Transfer Pricing adjustments
To meet the taxpayers’ expectations, the legislator pointed out that a taxpayer can recognize a transfer pricing adjustment by changing the amount of revenues or expenses if the following cumulative conditions are met:
- Controlled transaction was performed at arm’s length
- There was a change in significant circumstances affecting the terms of transaction or costs/revenues influencing the transfer pricing became known and the prices must be adjusted to comply with market terms
- The taxpayer has a statement from the related party that if has adjusted the transfer prices in the same way.
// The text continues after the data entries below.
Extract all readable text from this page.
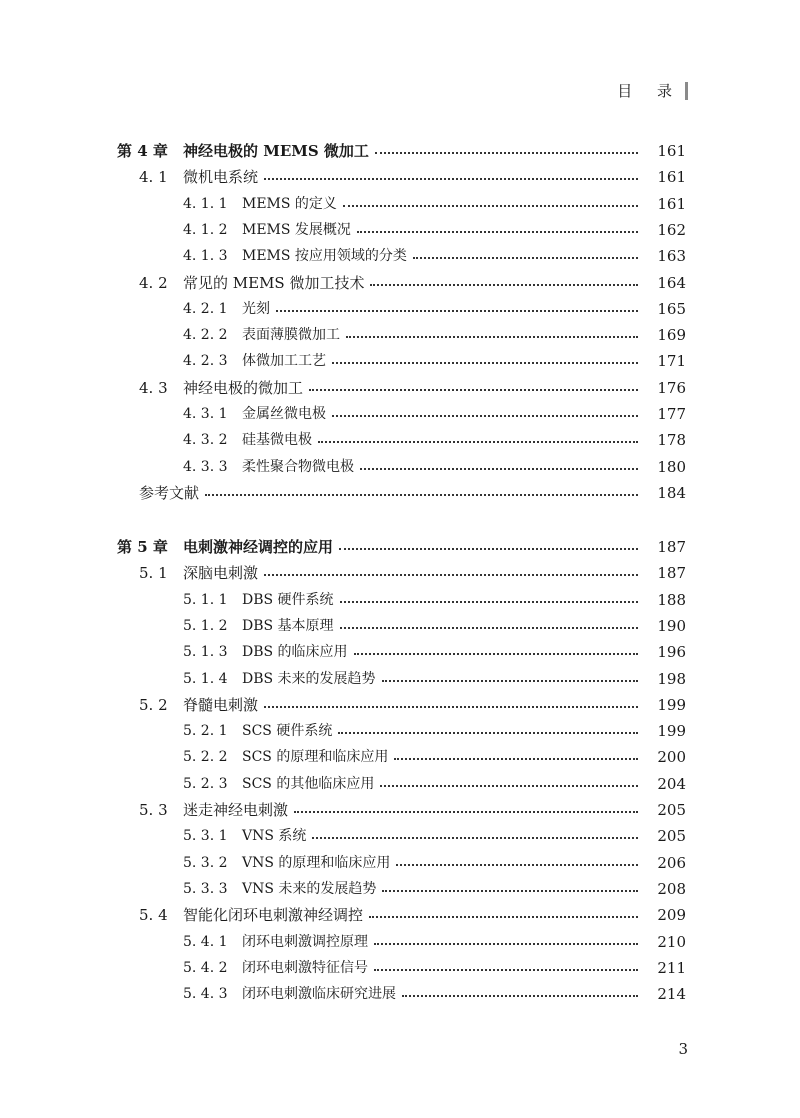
目 录
第 4 章 神经电极的 MEMS 微加工	161
4. 1 微机电系统	161
4. 1. 1 MEMS 的定义	161
4. 1. 2 MEMS 发展概况	162
4. 1. 3 MEMS 按应用领域的分类	163
4. 2 常见的 MEMS 微加工技术	164
4. 2. 1 光刻	165
4. 2. 2 表面薄膜微加工	169
4. 2. 3 体微加工工艺	171
4. 3 神经电极的微加工	176
4. 3. 1 金属丝微电极	177
4. 3. 2 硅基微电极	178
4. 3. 3 柔性聚合物微电极	180
参考文献	184
第 5 章 电刺激神经调控的应用	187
5. 1 深脑电刺激	187
5. 1. 1 DBS 硬件系统	188
5. 1. 2 DBS 基本原理	190
5. 1. 3 DBS 的临床应用	196
5. 1. 4 DBS 未来的发展趋势	198
5. 2 脊髓电刺激	199
5. 2. 1 SCS 硬件系统	199
5. 2. 2 SCS 的原理和临床应用	200
5. 2. 3 SCS 的其他临床应用	204
5. 3 迷走神经电刺激	205
5. 3. 1 VNS 系统	205
5. 3. 2 VNS 的原理和临床应用	206
5. 3. 3 VNS 未来的发展趋势	208
5. 4 智能化闭环电刺激神经调控	209
5. 4. 1 闭环电刺激调控原理	210
5. 4. 2 闭环电刺激特征信号	211
5. 4. 3 闭环电刺激临床研究进展	214
3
Beginning in 2022, it was allowed to have a statement or accounting proof from the related party.
- The related party has its place of business in Poland or in a country or territory with which Poland has an agreement to avoid double taxation and there is a legal basis for exchanging tax information with that country
- The taxpayer does not have to confirm the transfer pricing adjustment in its annual tax return anymore since 2022.
The cooperation agreements have been introduced to the Polish tax system due to the Act on Resolving Double Taxation Disputes and Concluding of Advance Pricing Agreements of 14th November 2019.
The agreement may be concluded by taxpayers with revenues of at least 50 million EUR. The main benefits of the agreement are:
- Exemption from reporting of national tax schemes (MDRs)
- A 50% reduction of the fee for submitting an APA application
- Attributing good faith to the taxpayer.
The taxpayer, being a party to the cooperation agreement, has the opportunity to discuss (with the Head of the National Revenue Administration) important issues related to the tax settlements, such as:
- Interpretations of tax law
- Determinants of transfer pricing
- Non-applicability of the general anti-avoidance rule
- The amount of advance income tax
- Other, necessary to ensure the proper implementation of the cooperation agreement.
At present, the sanctions for the use of non-market prices are as follows:
- 10% (basic rate) of the sum of the undue or overstated tax loss and not reported (in whole or in part) taxable income to the extent resulting from this decision
- 20% (increased rate):
- if the basis for determining the additional liability is exceeding 15,000,000 PLN
- in the case of failure to submit transfer pricing documentation
- 30% (increased rate): the cumulative fulfilment of both conditions above
Furthermore, the Fiscal Penal Code provides a fine up to 720 daily rates per day in the following situations:
- Late submission, factually incorrect or failure to submit a statement that the Transfer Pricing documentation has been prepared. Late submission, factually incorrect or failure to submit TP-R information.
On the other hand, 240 daily rates per day are provided in the following situations:
- Preparation of transfer pricing documentation after the deadline
- Late submission of the TP-R information.